Philip does not feel confined by what the biblical text has meant in the past. He does not give the standard interpretation. He reinterprets the text for his time, he listens to what it has to say in the context of Jesus’s life, death, and resurrection, for what it has to say to his people in his time.
And we should not be afraid to listen for the continuing revelation of the Holy Spirit as we read the Bible today. If the Word of God is alive, it will continue to speak to us today, in our own time, in our own circumstances. We can read something anew and feel like it is speaking directly to us today, even though it may have meant something different in the past. And that is due to the work of the Holy Spirit and Jesus’s continuing life as the Word of God.
I’d like to take a moment to have you share with someone near you. I have two different questions for you to consider, and you can choose one that speaks to you this morning.
1. Is there a passage that you keep coming back to? What makes it important for you?
2. Can you remember a time when you heard someone interpret scripture, and you just had the sense, “No, this can’t be right”?

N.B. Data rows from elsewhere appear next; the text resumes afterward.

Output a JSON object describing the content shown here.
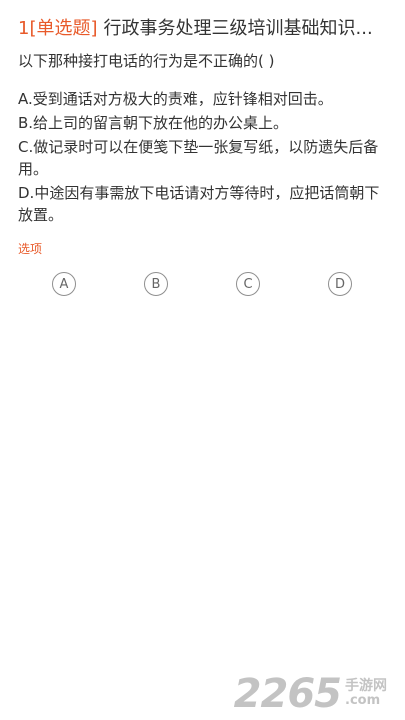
{
  "header": {
    "tag": "1[单选题]",
    "title": "行政事务处理三级培训基础知识..."
  },
  "question": {
    "text": "以下那种接打电话的行为是不正确的( )"
  },
  "options": [
    "A.受到通话对方极大的责难，应针锋相对回击。",
    "B.给上司的留言朝下放在他的办公桌上。",
    "C.做记录时可以在便笺下垫一张复写纸，以防遗失后备用。",
    "D.中途因有事需放下电话请对方等待时，应把话筒朝下放置。"
  ],
  "select_label": "选项",
  "choices": [
    "A",
    "B",
    "C",
    "D"
  ],
  "watermark": {
    "number": "2265",
    "cn": "手游网",
    "domain": ".com"
  },
  "colors": {
    "accent": "#e85a2a",
    "text": "#333333",
    "choice_border": "#8f8f8f",
    "watermark": "#bdbdbd"
  }
}
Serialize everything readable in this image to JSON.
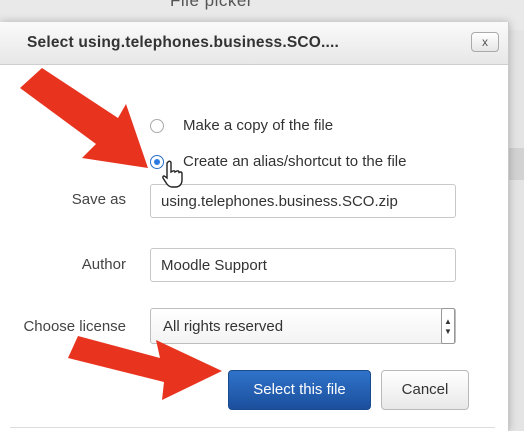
{
  "background": {
    "title": "File picker"
  },
  "dialog": {
    "title": "Select using.telephones.business.SCO....",
    "close_label": "x"
  },
  "options": {
    "copy_label": "Make a copy of the file",
    "alias_label": "Create an alias/shortcut to the file",
    "selected": "alias"
  },
  "form": {
    "save_as_label": "Save as",
    "save_as_value": "using.telephones.business.SCO.zip",
    "author_label": "Author",
    "author_value": "Moodle Support",
    "license_label": "Choose license",
    "license_value": "All rights reserved"
  },
  "buttons": {
    "select_label": "Select this file",
    "cancel_label": "Cancel"
  },
  "colors": {
    "primary": "#1c4f9d",
    "arrow": "#e8331f",
    "radio_selected": "#2a7ae2"
  },
  "icons": [
    "close-icon",
    "arrow-icon",
    "hand-cursor-icon",
    "caret-icon"
  ]
}
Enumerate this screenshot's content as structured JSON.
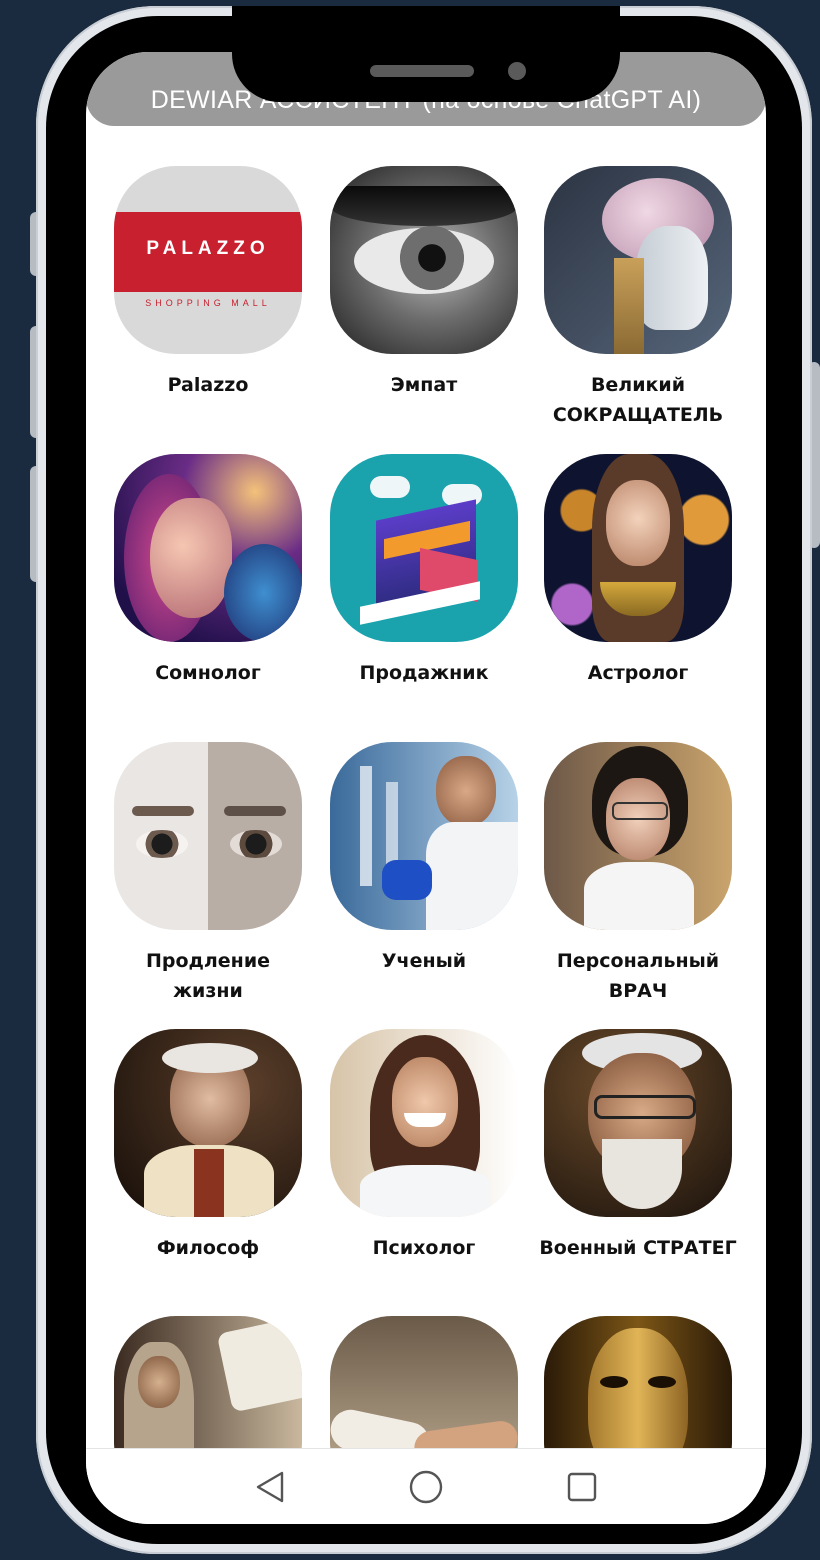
{
  "app": {
    "title": "DEWIAR АССИСТЕНТ (на основе ChatGPT AI)"
  },
  "assistants": [
    {
      "label": "Palazzo",
      "icon": "palazzo-logo",
      "logo_text": "PALAZZO",
      "logo_sub": "SHOPPING MALL"
    },
    {
      "label": "Эмпат",
      "icon": "eye-portrait"
    },
    {
      "label": "Великий СОКРАЩАТЕЛЬ",
      "icon": "robot-head-brain"
    },
    {
      "label": "Сомнолог",
      "icon": "dreaming-woman"
    },
    {
      "label": "Продажник",
      "icon": "isometric-store"
    },
    {
      "label": "Астролог",
      "icon": "astrologer-woman"
    },
    {
      "label": "Продление жизни",
      "icon": "young-old-face"
    },
    {
      "label": "Ученый",
      "icon": "scientist-lab"
    },
    {
      "label": "Персональный ВРАЧ",
      "icon": "doctor-woman"
    },
    {
      "label": "Философ",
      "icon": "old-philosopher"
    },
    {
      "label": "Психолог",
      "icon": "smiling-psychologist"
    },
    {
      "label": "Военный СТРАТЕГ",
      "icon": "old-strategist"
    },
    {
      "label": "",
      "icon": "preacher-book"
    },
    {
      "label": "",
      "icon": "helping-hands"
    },
    {
      "label": "",
      "icon": "golden-mask"
    }
  ],
  "nav": {
    "back": "back-triangle-icon",
    "home": "home-circle-icon",
    "recents": "recents-square-icon"
  },
  "colors": {
    "background": "#1a2b40",
    "title_bar": "#9a9a9a",
    "palazzo_red": "#c8202f"
  }
}
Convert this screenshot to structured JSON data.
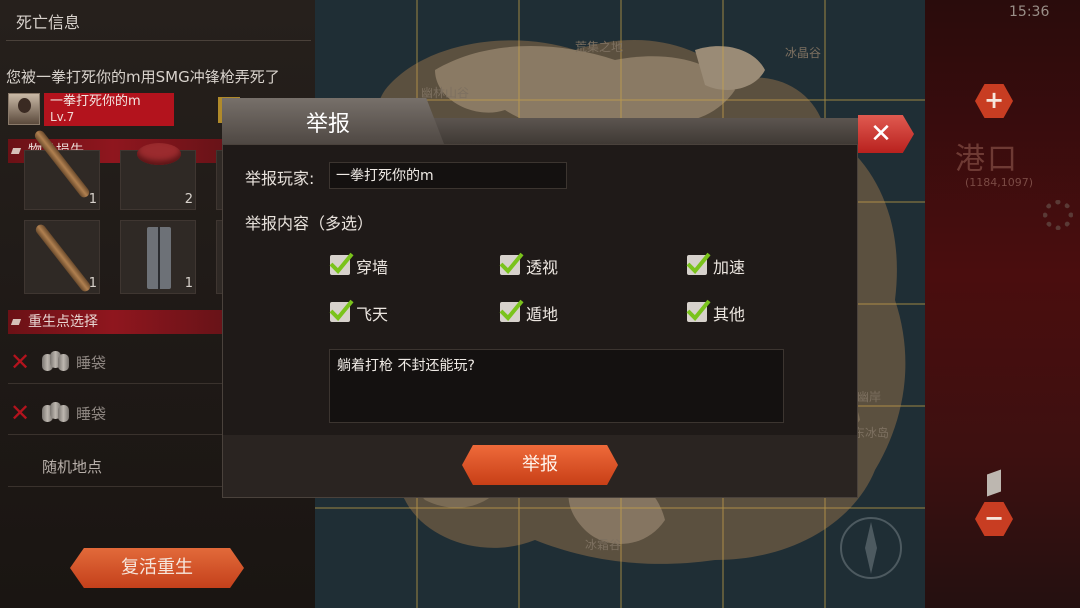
{
  "left_panel": {
    "title": "死亡信息",
    "death_message": "您被一拳打死你的m用SMG冲锋枪弄死了",
    "killer": {
      "name": "一拳打死你的m",
      "level": "Lv.7",
      "warn_symbol": "!"
    },
    "items_section": "物品损失",
    "items": [
      {
        "icon": "bat-icon",
        "count": "1"
      },
      {
        "icon": "meat-icon",
        "count": "2"
      },
      {
        "icon": "bat-icon",
        "count": "1"
      },
      {
        "icon": "pants-icon",
        "count": "1"
      }
    ],
    "spawn_section": "重生点选择",
    "spawn_points": [
      {
        "label": "睡袋"
      },
      {
        "label": "睡袋"
      }
    ],
    "random_spawn": "随机地点",
    "revive_button": "复活重生"
  },
  "map": {
    "labels": [
      "荒集之地",
      "冰晶谷",
      "幽林山谷",
      "冰幽岸",
      "东冰岛",
      "冰霜谷"
    ]
  },
  "hud": {
    "time": "15:36",
    "zoom_in": "+",
    "zoom_out": "−",
    "location": "港口",
    "coords": "(1184,1097)"
  },
  "report_dialog": {
    "title": "举报",
    "close_symbol": "✕",
    "player_label": "举报玩家:",
    "player_value": "一拳打死你的m",
    "content_label": "举报内容（多选）",
    "options": [
      {
        "label": "穿墙",
        "checked": true
      },
      {
        "label": "透视",
        "checked": true
      },
      {
        "label": "加速",
        "checked": true
      },
      {
        "label": "飞天",
        "checked": true
      },
      {
        "label": "遁地",
        "checked": true
      },
      {
        "label": "其他",
        "checked": true
      }
    ],
    "comment": "躺着打枪 不封还能玩?",
    "submit_button": "举报"
  },
  "colors": {
    "accent_red": "#b3131d",
    "button_orange": "#d9532a",
    "check_green": "#7ac31c"
  }
}
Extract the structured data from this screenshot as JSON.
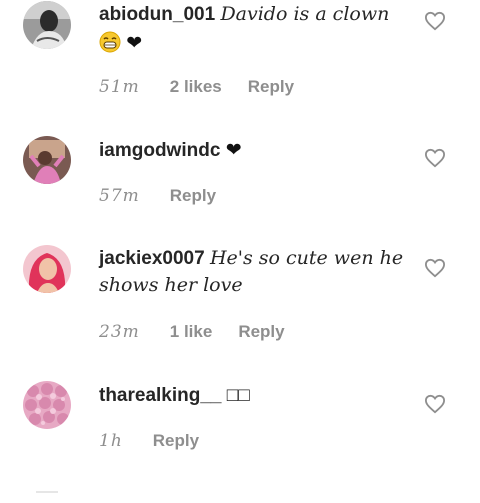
{
  "comments": [
    {
      "username": "abiodun_001",
      "text": "Davido is a clown",
      "second_line": "❤",
      "time": "51m",
      "likes": "2 likes",
      "reply": "Reply"
    },
    {
      "username": "iamgodwindc",
      "text": "❤",
      "time": "57m",
      "reply": "Reply"
    },
    {
      "username": "jackiex0007",
      "text": "He's so cute wen he",
      "second_line": "shows her love",
      "time": "23m",
      "likes": "1 like",
      "reply": "Reply"
    },
    {
      "username": "tharealking__",
      "text": "□□",
      "time": "1h",
      "reply": "Reply"
    }
  ],
  "icons": {
    "like": "heart-outline-icon",
    "grin_emoji": "grinning-face-emoji"
  },
  "colors": {
    "text": "#262626",
    "meta": "#8e8e8e"
  }
}
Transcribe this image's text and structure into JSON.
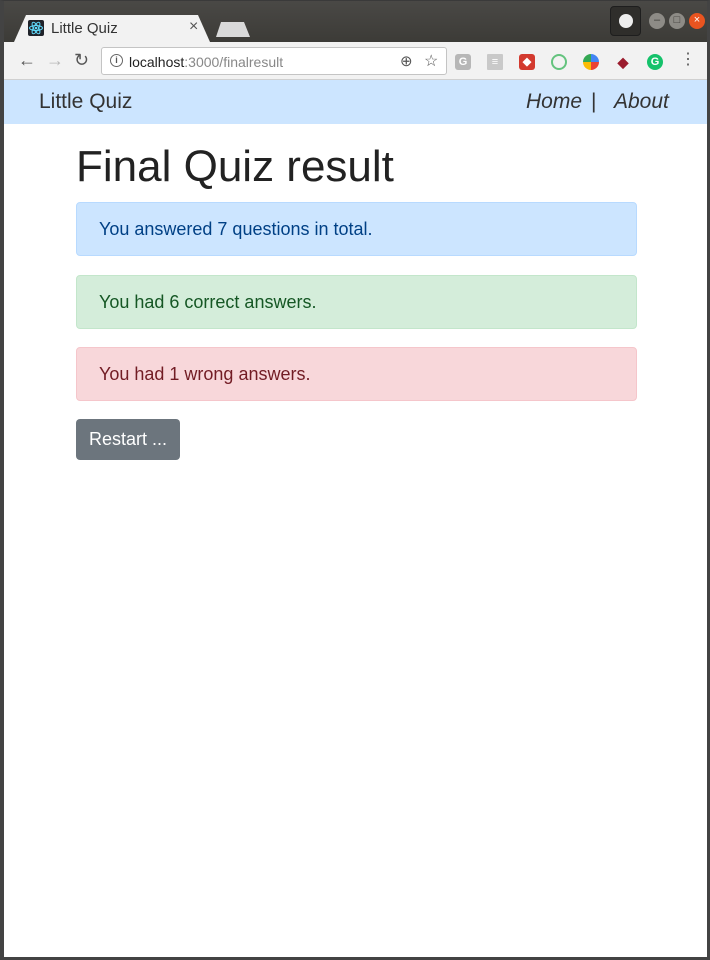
{
  "browser": {
    "tab_title": "Little Quiz",
    "tab_close": "×",
    "url_host": "localhost",
    "url_path": ":3000/finalresult"
  },
  "navbar": {
    "brand": "Little Quiz",
    "home": "Home",
    "separator": "|",
    "about": "About"
  },
  "main": {
    "title": "Final Quiz result",
    "total_text": "You answered 7 questions in total.",
    "correct_text": "You had 6 correct answers.",
    "wrong_text": "You had 1 wrong answers.",
    "restart_label": "Restart ..."
  },
  "colors": {
    "info_bg": "#cce5ff",
    "success_bg": "#d4edda",
    "danger_bg": "#f8d7da",
    "button_bg": "#6c757d"
  }
}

The Bible is a marvelous gift to God’s people. It gives us a glimpse of how people have experienced God in the distant past. But it also continues to speak to us today in a new and different world. The Bible needs interpretation, it requires our attention, our struggle and conversation. Taking the Bible seriously means reading it closely and asking it questions, just like the eunuch from Ethiopia. But it also means listening for the continuing voice of the Holy Spirit and its message for us today, just like Philip did on that desert road centuries ago. By using our minds and our hearts as we read, and by sharing in holy conversation with our sisters and brothers in the faith, we become witnesses to the resurrection of Jesus, the Word of God.